I loved McQueen’s quote regarding the £2,000 lace embroidery that is pierced by the antlers. He states, “When we put the antlers on the model and then draped over it the lace embroidery that we had made, we had to poke them through a £2,000 piece of work. But then it worked because it looks like she’s rammed the piece of lace with her antlers. There’s always spontaneity. You’ve got to allow for that in my shows.” McQueen was not afraid to take chances. And the results, transformed his works into otherworldly pieces of art.

And the MET’s exhibit space only enhances the designer’s creations. My favorite room of the exhibition was “Romantic Gothic.” The wall size antiqued mirrors and foreboding lighting is the perfect setting for Alexander McQueen’s dark and gorgeous creations such as this coat of black parachute silk, black synthetic pants and Philip Treacey hat. 

and this dress from his, autumn/winter 2009–10 collection titled, horn of plenty.

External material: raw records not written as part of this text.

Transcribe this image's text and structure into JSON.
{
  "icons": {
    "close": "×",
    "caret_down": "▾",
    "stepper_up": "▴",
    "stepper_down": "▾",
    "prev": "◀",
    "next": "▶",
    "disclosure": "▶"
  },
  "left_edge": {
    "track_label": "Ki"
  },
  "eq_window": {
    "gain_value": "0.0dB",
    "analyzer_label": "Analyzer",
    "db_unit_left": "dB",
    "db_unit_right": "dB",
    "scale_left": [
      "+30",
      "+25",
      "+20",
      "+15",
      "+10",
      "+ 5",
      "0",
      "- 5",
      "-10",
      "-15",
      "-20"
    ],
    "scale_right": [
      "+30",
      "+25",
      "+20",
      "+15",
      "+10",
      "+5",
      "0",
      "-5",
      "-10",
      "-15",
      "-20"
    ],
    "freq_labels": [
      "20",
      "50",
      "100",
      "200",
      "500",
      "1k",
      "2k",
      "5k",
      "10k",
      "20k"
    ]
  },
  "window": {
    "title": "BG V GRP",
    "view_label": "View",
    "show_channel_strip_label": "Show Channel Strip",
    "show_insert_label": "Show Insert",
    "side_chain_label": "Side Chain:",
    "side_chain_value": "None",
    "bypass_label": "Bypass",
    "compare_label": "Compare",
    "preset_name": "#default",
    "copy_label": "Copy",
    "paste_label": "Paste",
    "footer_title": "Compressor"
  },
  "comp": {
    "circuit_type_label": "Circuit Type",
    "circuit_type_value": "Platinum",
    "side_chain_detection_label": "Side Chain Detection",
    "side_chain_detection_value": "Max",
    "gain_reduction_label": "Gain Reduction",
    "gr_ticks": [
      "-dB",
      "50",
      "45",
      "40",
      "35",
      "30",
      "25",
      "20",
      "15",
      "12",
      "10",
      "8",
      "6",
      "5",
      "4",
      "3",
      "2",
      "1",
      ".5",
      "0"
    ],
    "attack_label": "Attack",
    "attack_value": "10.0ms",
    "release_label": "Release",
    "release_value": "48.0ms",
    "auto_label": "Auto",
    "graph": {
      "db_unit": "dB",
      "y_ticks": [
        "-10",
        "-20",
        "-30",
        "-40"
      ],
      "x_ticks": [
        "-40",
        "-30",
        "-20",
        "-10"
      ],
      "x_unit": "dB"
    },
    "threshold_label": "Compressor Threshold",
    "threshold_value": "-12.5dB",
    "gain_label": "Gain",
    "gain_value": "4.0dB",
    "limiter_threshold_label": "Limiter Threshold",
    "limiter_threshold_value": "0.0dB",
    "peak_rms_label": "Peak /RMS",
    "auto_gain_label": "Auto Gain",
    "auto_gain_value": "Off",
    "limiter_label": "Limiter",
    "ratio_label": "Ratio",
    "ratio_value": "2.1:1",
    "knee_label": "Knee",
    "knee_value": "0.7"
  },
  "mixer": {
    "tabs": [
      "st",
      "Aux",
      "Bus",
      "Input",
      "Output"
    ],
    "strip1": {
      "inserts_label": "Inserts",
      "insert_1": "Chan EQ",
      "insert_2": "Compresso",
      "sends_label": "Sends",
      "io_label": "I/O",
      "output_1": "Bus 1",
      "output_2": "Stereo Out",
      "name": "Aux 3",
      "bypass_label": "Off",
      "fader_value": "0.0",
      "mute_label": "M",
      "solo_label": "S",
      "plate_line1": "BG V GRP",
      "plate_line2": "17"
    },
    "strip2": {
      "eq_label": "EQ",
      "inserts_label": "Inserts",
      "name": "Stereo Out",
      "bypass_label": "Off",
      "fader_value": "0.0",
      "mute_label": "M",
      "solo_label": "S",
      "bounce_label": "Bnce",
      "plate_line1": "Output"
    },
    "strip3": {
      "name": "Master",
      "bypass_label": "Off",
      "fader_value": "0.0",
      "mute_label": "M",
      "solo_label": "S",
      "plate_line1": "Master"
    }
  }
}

Created from duck feathers that were dyed black, it gives the impression of a raven, which as explained by the curator was a romantic symbol of death. The creation embodies McQueen’s vision as he states, “It is important to look at death because it is a part of life. It is a sad thing, melancholy but romantic at the same time. It is the end of a cycle—everything has to end. The cycle of life is positive because it gives room for new things.” Drapers, February 20, 2010.

While one would not wear most of these runway outfits on the street, McQueen said it best when he stated, “For me, what I do is an artistic expression which is channeled through me. Fashion is just the medium.” Muse, December 2008. These are not simply frocks to wear about town, but they are works of art created by a master designer and storyteller who is now lost to us forever.

If you wish to catch the exhibit before it leaves on August 7, log onto metmuseum.org for more information. And to see more on the exhibit, go to blog.metmuseum.org/alexandermcqueen/.

There are so many more wonderful creations on exhibit at the MET and I highly recommend going to see them all in person.